En quelques décennies seulement, le développement tous azimuts aura eu raison de dizaines de milliards d’arbres. Directement, d’abord, en rasant des forêts entières en vue, principalement, d’y ériger à leur place des espaces voués à la culture ou l’élevage, mais aussi de bétonner afin d’agrandir nos espaces de vie (et de commerce). Mais aussi indirectement puisque, au nom de la croissance, nous aurons provoqué une pollution croissante, favorisant un effet de serre comptant parmi ses conséquences la multiplication des feux de forêt. Autant dire qu’alors que nous faisons mine de trouver des solutions pour lutter contre le changement climatique, la disparition exponentielle de ces précieux capteurs de CO2 se fait de plus en plus oppressante.
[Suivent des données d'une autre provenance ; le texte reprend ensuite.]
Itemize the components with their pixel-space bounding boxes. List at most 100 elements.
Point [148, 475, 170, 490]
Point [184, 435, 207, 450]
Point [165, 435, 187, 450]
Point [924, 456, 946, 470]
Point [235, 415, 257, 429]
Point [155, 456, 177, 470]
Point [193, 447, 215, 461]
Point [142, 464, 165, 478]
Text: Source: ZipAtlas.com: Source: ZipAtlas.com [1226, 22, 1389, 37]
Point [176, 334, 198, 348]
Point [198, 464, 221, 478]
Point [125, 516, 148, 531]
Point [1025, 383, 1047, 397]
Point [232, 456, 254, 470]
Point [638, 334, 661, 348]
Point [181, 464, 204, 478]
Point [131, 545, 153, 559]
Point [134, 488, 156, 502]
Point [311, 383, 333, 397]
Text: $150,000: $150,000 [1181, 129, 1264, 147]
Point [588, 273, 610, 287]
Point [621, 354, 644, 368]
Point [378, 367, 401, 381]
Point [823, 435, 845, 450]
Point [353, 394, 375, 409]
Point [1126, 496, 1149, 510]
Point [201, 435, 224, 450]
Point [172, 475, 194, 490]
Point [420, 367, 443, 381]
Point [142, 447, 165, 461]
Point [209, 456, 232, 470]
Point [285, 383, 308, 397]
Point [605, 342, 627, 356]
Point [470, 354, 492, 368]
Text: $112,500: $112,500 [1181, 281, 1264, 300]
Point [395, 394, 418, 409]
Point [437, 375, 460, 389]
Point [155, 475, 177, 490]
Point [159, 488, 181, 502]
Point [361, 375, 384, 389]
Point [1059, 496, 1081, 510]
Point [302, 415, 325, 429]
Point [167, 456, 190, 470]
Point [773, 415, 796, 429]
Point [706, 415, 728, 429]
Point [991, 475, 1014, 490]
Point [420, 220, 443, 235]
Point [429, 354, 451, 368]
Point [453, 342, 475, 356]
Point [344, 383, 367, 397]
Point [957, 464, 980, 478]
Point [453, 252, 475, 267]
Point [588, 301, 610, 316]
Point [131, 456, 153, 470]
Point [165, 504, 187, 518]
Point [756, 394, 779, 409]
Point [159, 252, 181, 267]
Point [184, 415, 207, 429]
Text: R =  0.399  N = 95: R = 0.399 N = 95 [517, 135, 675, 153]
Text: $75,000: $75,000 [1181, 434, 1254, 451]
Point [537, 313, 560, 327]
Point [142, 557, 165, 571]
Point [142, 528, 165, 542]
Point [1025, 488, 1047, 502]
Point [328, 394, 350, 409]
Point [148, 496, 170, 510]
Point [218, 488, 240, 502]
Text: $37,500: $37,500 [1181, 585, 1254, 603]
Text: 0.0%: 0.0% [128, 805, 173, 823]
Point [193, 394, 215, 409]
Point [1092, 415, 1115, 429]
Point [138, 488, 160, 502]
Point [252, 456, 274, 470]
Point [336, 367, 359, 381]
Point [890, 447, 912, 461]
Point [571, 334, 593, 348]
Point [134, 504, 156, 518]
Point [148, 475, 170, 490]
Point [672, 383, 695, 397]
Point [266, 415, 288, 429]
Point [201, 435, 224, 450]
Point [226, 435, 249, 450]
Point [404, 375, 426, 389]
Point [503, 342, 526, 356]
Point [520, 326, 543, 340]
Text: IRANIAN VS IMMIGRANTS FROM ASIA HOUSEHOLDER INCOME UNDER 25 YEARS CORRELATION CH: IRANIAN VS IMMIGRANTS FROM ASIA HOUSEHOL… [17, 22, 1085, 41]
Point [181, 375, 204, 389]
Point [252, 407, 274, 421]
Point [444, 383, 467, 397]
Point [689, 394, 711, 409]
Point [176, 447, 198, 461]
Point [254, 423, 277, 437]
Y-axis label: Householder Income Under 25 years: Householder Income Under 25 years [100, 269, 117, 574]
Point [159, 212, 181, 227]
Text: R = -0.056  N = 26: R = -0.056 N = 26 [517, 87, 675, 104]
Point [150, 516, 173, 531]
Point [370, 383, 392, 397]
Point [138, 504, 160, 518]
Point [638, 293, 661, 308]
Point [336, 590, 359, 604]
Cette politique de déboisement, dictée par notre économie de marché et notre insatiable appétit d’argent (encore largement fabriqué d’ailleurs à partir de ces mêmes arbres), constitue pourtant en l’état un non-sens absolu. Qui plus est, aussi vertes puissent paraître certaines politiques, dans les quelques (très) rares pays ayant encore une conscience environnementale, aucune nation n’est épargnée. Maurice, d’ailleurs, n’échappe pas à la règle, en attestent les promenades et autres lieux boisés que nous avons purement et simplement rayé de la surface de notre carte, entre autres pour y poser les rails de notre fameux métro.
Certes, à Maurice comme dans une bonne partie de pays en développement, et où l’on se plaît à « vouloir faire bonne figure » en se prononçant pour une protection de l’environnement plus efficiente, l’on a trouvé à cette problématique ce qui semble constituer la parade idéale. À savoir pour chaque arbre abattu d’en replanter au minimum un autre (trois dans notre cas). Oubliant de rappeler que ces arbustes prendront des décennies encore avant d’atteindre la maturité nécessaire que pour être pleinement efficaces en matière de captage.
L’autre problème de cette politique (de l’autruche), c’est que ceux en charge de ces opérations de « replantage » ne se soucient généralement pas des espèces qu’ils choisissent. Après tout, un arbre, c’est un arbre, non ? Sauf que dans les faits, c’est loin d’être aussi évident. D’abord parce que certaines espèces peuvent avoir un effet néfaste sur la faune et la flore locales, allant jusqu’à entraîner une perte de la biodiversité, comme c’est le cas au Chili depuis les années 70’. Mais aussi parce que toutes les espèces n’ont pas les mêmes capacités d’absorption de CO2 et que toutes ne conviennent pas à tous les milieux (ville, campagne, zones côtières, etc.).
Une récente étude met d’ailleurs en relief ces différences notoires entre espèces en établissant une liste des « super-arbres ». Pour ce faire, ils ont à la fois analysé les capacités de captage de dioxyde de carbone, mais aussi leur besoin en eau, leur aptitude à contrecarrer les inondations ou encore le développement de leur canopée. Au total, sur 54 arbres, seuls 17 étaient réellement bénéfiques en termes d’absorption de CO2 et d’apaisement de la chaleur.
Cette étude, bien que ne concernant que la ville de Houston, aux États-Unis, amène un éclairage nouveau sur la question. À savoir, d’abord, que des espèces indigènes, seule une espèce d’arbre sur trois semble propice au replantage. Autant dire que sans étude préalable, la politique visant à remplacer un arbre par un autre (ou plus) est vouée à l’échec. D’autant que cette opération ne garantit aucunement que l’arbre en question survivra aux affres du temps, aux maladies et au changement climatique. Et que planter au mauvais endroit peut exacerber le réchauffement climatique, tout en augmentant les risques d’incendies et en asséchant les zones humides.
Planter (ou replanter) est en outre loin d’être suffisant, si ce n’est pour se donner bonne conscience, car s’économiser le coût de la dépollution en plantant des arbres ne nous sauvera pas. Ce qui ne veut aucunement dire qu’il faille faire l’économie de cette politique, mais encore faut-il que celle-ci soit réfléchie et qu’elle ne constitue qu’un item dans un plan global de sauvegarde du climat. Autant dire une forêt de problèmes que nos arbres ne pourront éternellement dissimuler.